The kitchen ought to look like no one cooks in it, and the only permitted smells are cookies, cinnamon rolls, or bread. It was recommended that I keep individual blobs of cookie dough and cinnamon roll dough in the freezer, to pop one in the oven just before a scheduled showing. The smells of bacon or frying garlic are specifically to be avoided. Riiiiiiiiiight.

Oh, and my house is to be
show ready in an hour at all times: dry and polished sinks, spotless bathroom, clean floors and vacuumed carpet, authorized smells only!

That's not even the start of most house staging advice, where the unwritten rule seems to be: sell your children on ebay to buy small modern furniture.

The express purpose of all this is to make a subjective appeal to the buyer's fantasies. It's supposed to be clutter-free to create the illusion of space. It's supposed to be free of photos, religious images of any kind, and any flamboyant decor so the buyers can imagines it as their house, not mine. It's supposed to be calm, neutral, and warm to allow the buyer to imagine themselves living there stress-free. The perfect yard work is supposed to show how meticulously the house has been cared for. And the smell of baking in the kitchen....

...no one is willing to say.

Don't get me wrong. I kinda like my house with more than half my stuff taken out of it and resting comfortably in storage. There is something to be said for light fixtures younger than I. Thinking about my house in terms of obvious purpose, clear traffic flow, and enhancing the best feature of each room I don't mind.

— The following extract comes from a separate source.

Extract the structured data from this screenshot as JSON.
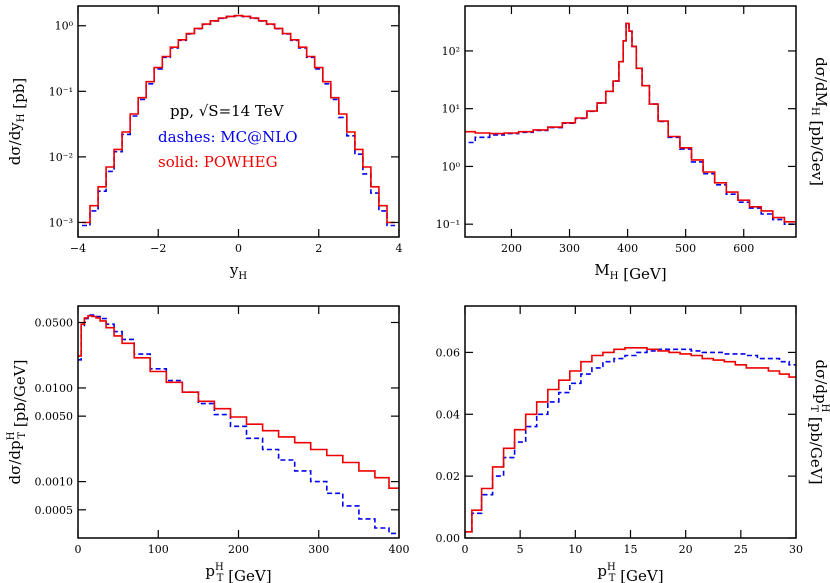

But gosh, does anyone but me think this is SO 1952? As in, Father comes home from work and does lots of lawn care every evening, and Mother devotes every moment to care of the house and making cookies. Or the help does it. Children are few, tidy, and invisible.

I don't know quite what the alternatives are. But it's weird. Good thing I'm too busy polishing sinks to get to the bottom of all this fantasy.